OCTOBER 2013 Millennial Marketing Insight from HypeLife Brands: "Miley Cyrus: The Case for Branding Strategy"

Here are some things that have happened within the last few weeks. At a family reunion, my 60+ year-old uncle asked the lot of us, “Have you guys heard of this twerking thing?” While ordering takeout at my favorite BBQ place in town, the at-least-75-year-old cashier overheard someone mention Miley Cyrus in line and interjected, “She’s a little hellraiser, isn’t she?” And then the thing that happened last night that pushed me to write this: A homeless man perched under his usual stoplight changed his sign. Gone was the standard dictum, “Hungry. Please help. God bless.” Newly drawn was the following: “Please help. I could be the next Miley.”

Surely you have your own Miley Cyrus story, some surreal encounter with the child-star-turned-megastar-for-the-masses that ended with you shaking your head, condemning her actions, but secretly wondering what in the world she’s going to do next. It’s okay. Us, too. But here’s the other thing we can’t stop saying: “This is brilliant.”

We’re branding folks after all, relentless marketers always on the lookout for what works, what’s next, what most resonates with Generation Y. And while many will tell you that this savvy section of the public simply doesn’t respond to advertising, that marketing isn’t the way to get through to them, well, these people would be right. But mostly wrong. It’s not that Millennials don’t want to be marketed to, it’s that they don’t want to FEEL like they’re being marketed to. 

Let's take the case of Miley Cyrus. She’s everywhere. She is THE most ubiquitous name in pop culture at the moment, and it’s no accident. And most people will say the beginning of this phenomenon was her VMA performance. While most of the country responded with shock and feigned outrage / disgust, Cyrus had this to say about it: It was a “strategic hot mess.”


So, back to “This is brilliant.” Here’s why: “Her latest album, ‘Bangerz,’ is at the top of iTunes in 70 countries, and the expectation is that she's going to arrive at the top of Billboard's 200 album chart as well.” (Source: And what it means is that Miley Cyrus is at the top of what is probably one of the most strategic, carefully executed, subversive marketing machines we’ve seen a long, long time. She’s hosted Saturday Night Live. She hasn’t missed a single opportunity to unleash her tongue when the camera is trained on her. She’s shocked, awed, and most importantly, she’s made people (all people) take notice. Want proof? Refer to the CNN stat above. 

While not every brand has millions to slide into creating a well-oiled marketing machine, every brand has the ability to employ what Miley did: strategy.
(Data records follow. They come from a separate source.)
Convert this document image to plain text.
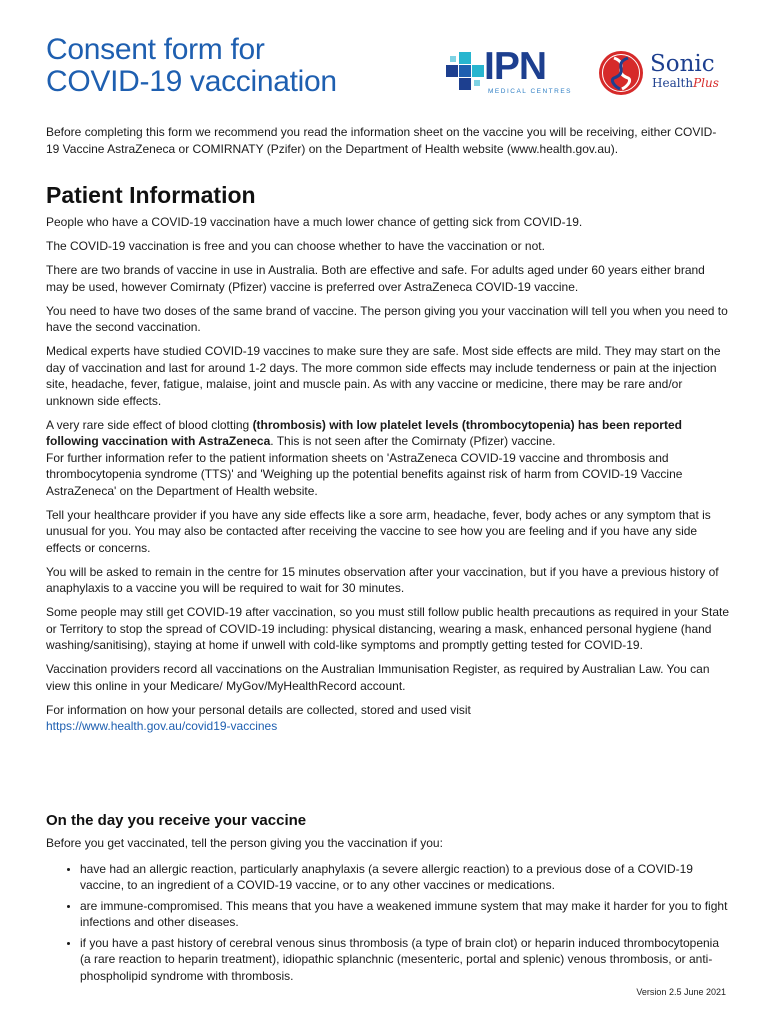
Consent form for
COVID-19 vaccination	IPN
MEDICAL CENTRES
Sonic
HealthPlus

Before completing this form we recommend you read the information sheet on the vaccine you will be receiving, either COVID-19 Vaccine AstraZeneca or COMIRNATY (Pzifer) on the Department of Health website (www.health.gov.au).

Patient Information

People who have a COVID-19 vaccination have a much lower chance of getting sick from COVID-19.

The COVID-19 vaccination is free and you can choose whether to have the vaccination or not.

There are two brands of vaccine in use in Australia. Both are effective and safe. For adults aged under 60 years either brand may be used, however Comirnaty (Pfizer) vaccine is preferred over AstraZeneca COVID-19 vaccine.

You need to have two doses of the same brand of vaccine. The person giving you your vaccination will tell you when you need to have the second vaccination.

Medical experts have studied COVID-19 vaccines to make sure they are safe. Most side effects are mild. They may start on the day of vaccination and last for around 1-2 days. The more common side effects may include tenderness or pain at the injection site, headache, fever, fatigue, malaise, joint and muscle pain. As with any vaccine or medicine, there may be rare and/or unknown side effects.

A very rare side effect of blood clotting (thrombosis) with low platelet levels (thrombocytopenia) has been reported following vaccination with AstraZeneca. This is not seen after the Comirnaty (Pfizer) vaccine.

For further information refer to the patient information sheets on 'AstraZeneca COVID-19 vaccine and thrombosis and thrombocytopenia syndrome (TTS)' and 'Weighing up the potential benefits against risk of harm from COVID-19 Vaccine AstraZeneca' on the Department of Health website.

Tell your healthcare provider if you have any side effects like a sore arm, headache, fever, body aches or any symptom that is unusual for you. You may also be contacted after receiving the vaccine to see how you are feeling and if you have any side effects or concerns.

You will be asked to remain in the centre for 15 minutes observation after your vaccination, but if you have a previous history of anaphylaxis to a vaccine you will be required to wait for 30 minutes.

Some people may still get COVID-19 after vaccination, so you must still follow public health precautions as required in your State or Territory to stop the spread of COVID-19 including: physical distancing, wearing a mask, enhanced personal hygiene (hand washing/sanitising), staying at home if unwell with cold-like symptoms and promptly getting tested for COVID-19.

Vaccination providers record all vaccinations on the Australian Immunisation Register, as required by Australian Law. You can view this online in your Medicare/ MyGov/MyHealthRecord account.

For information on how your personal details are collected, stored and used visit

https://www.health.gov.au/covid19-vaccines

On the day you receive your vaccine

Before you get vaccinated, tell the person giving you the vaccination if you:

• have had an allergic reaction, particularly anaphylaxis (a severe allergic reaction) to a previous dose of a COVID-19 vaccine, to an ingredient of a COVID-19 vaccine, or to any other vaccines or medications.
• are immune-compromised. This means that you have a weakened immune system that may make it harder for you to fight infections and other diseases.
• if you have a past history of cerebral venous sinus thrombosis (a type of brain clot) or heparin induced thrombocytopenia (a rare reaction to heparin treatment), idiopathic splanchnic (mesenteric, portal and splenic) venous thrombosis, or anti-phospholipid syndrome with thrombosis.
Version 2.5 June 2021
Every decision she has made has been carefully analyzed, discussed and executed, whether it seems that way or not. In fact, her abiliity to make millions think she's 'out of control' is the biggest part of why this is all working so well. We don't know we're being marketed to.
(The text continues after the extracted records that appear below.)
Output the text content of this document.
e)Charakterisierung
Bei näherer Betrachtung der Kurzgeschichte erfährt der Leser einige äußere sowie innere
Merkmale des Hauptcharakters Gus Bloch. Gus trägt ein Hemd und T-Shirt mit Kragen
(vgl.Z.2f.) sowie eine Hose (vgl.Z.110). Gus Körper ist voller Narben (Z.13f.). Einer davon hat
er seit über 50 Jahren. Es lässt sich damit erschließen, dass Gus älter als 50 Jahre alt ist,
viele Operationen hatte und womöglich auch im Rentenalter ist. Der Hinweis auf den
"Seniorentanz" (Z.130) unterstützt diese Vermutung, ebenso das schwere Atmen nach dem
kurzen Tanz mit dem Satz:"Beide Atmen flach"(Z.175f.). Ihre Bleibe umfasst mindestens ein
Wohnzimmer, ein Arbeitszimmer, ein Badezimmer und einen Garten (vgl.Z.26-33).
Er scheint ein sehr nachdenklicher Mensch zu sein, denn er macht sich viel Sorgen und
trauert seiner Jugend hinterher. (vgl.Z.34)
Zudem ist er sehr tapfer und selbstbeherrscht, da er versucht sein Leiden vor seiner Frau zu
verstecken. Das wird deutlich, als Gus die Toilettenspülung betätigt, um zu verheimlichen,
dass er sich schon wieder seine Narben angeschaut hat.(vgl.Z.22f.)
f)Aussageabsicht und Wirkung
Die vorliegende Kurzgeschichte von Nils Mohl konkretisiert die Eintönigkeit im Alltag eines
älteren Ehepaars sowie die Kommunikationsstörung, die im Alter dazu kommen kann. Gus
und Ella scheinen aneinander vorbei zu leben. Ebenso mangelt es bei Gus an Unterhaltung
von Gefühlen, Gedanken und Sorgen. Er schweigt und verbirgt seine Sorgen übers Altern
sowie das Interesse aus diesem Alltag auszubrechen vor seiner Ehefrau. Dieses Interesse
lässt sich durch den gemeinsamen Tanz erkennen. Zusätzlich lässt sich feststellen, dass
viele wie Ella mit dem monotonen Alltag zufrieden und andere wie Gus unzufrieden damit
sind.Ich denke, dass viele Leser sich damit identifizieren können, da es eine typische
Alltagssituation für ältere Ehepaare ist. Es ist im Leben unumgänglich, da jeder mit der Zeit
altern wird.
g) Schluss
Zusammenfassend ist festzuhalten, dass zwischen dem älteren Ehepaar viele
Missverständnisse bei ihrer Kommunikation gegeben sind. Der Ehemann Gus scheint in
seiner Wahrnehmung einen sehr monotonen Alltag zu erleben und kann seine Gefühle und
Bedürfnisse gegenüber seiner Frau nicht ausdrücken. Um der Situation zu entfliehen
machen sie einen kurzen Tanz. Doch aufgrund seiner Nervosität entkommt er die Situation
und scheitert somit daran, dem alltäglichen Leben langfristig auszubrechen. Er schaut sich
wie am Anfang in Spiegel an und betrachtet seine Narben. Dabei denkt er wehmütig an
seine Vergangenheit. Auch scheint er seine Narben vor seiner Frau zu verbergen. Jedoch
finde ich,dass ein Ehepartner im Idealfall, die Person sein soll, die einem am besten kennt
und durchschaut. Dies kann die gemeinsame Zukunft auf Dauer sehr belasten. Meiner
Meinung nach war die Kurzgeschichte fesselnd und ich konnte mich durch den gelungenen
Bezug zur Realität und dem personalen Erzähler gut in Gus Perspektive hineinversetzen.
And you know what? Your brand can do that, too. Stop playing it safe, take risks, do something you’ve never done, get uncomfortable – these are all things that CAN have massive upside for your brand, as long as it’s grounded in strategy. Planning on more of the same? Plan on Millennials tuning out. 
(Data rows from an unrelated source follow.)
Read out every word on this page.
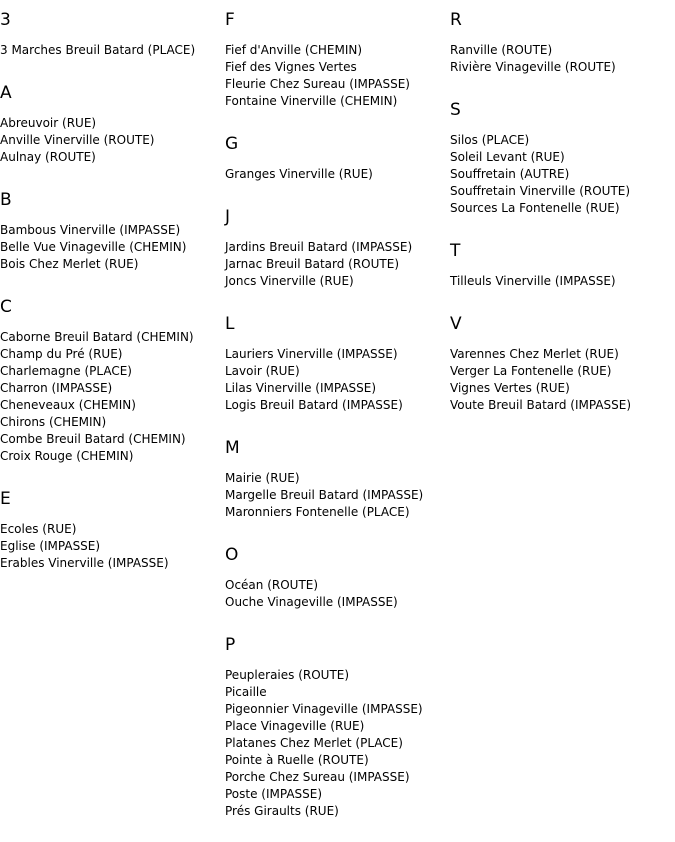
3
3 Marches Breuil Batard (PLACE)
A
Abreuvoir (RUE)
Anville Vinerville (ROUTE)
Aulnay (ROUTE)
B
Bambous Vinerville (IMPASSE)
Belle Vue Vinageville (CHEMIN)
Bois Chez Merlet (RUE)
C
Caborne Breuil Batard (CHEMIN)
Champ du Pré (RUE)
Charlemagne (PLACE)
Charron (IMPASSE)
Cheneveaux (CHEMIN)
Chirons (CHEMIN)
Combe Breuil Batard (CHEMIN)
Croix Rouge (CHEMIN)
E
Ecoles (RUE)
Eglise (IMPASSE)
Erables Vinerville (IMPASSE)
F
Fief d'Anville (CHEMIN)
Fief des Vignes Vertes
Fleurie Chez Sureau (IMPASSE)
Fontaine Vinerville (CHEMIN)
G
Granges Vinerville (RUE)
J
Jardins Breuil Batard (IMPASSE)
Jarnac Breuil Batard (ROUTE)
Joncs Vinerville (RUE)
L
Lauriers Vinerville (IMPASSE)
Lavoir (RUE)
Lilas Vinerville (IMPASSE)
Logis Breuil Batard (IMPASSE)
M
Mairie (RUE)
Margelle Breuil Batard (IMPASSE)
Maronniers Fontenelle (PLACE)
O
Océan (ROUTE)
Ouche Vinageville (IMPASSE)
P
Peupleraies (ROUTE)
Picaille
Pigeonnier Vinageville (IMPASSE)
Place Vinageville (RUE)
Platanes Chez Merlet (PLACE)
Pointe à Ruelle (ROUTE)
Porche Chez Sureau (IMPASSE)
Poste (IMPASSE)
Prés Giraults (RUE)
R
Ranville (ROUTE)
Rivière Vinageville (ROUTE)
S
Silos (PLACE)
Soleil Levant (RUE)
Souffretain (AUTRE)
Souffretain Vinerville (ROUTE)
Sources La Fontenelle (RUE)
T
Tilleuls Vinerville (IMPASSE)
V
Varennes Chez Merlet (RUE)
Verger La Fontenelle (RUE)
Vignes Vertes (RUE)
Voute Breuil Batard (IMPASSE)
My favorite writer had this to say about the philosophies and forms of fiction, which, when applied to marketing (another form of storytelling), is pretty perfect: “Since everybody can do pretty much whatever they want, without boundaries to define them or constraints to struggle against, you get this continual avant-garde rush forward without anyone bothering to speculate on the destination, the 'goal' of the forward rush... We tend to forget: The rule-breaking has got to be for the 'sake' of something." Put another way, when rule-breaking for the mere sake of being avant-garde or to be a rule-breaker, then "shock stops being a by-product of progress and becomes an end in itself.”

Remember that. It’s one thing to have an idea, to do something never done before or shock millions with a performance in the VMAs. But it’s another thing entirely to do so in service of a greater strategy and plan, as part of a marketing machine in full swing designed to generate revenue and recognition at once. Miley Cyrus is a perfect example of this exacting strategy. There’s no reason your brand can’t do the same, and on 1/10 of the budget no less. Think big. Think different. Think.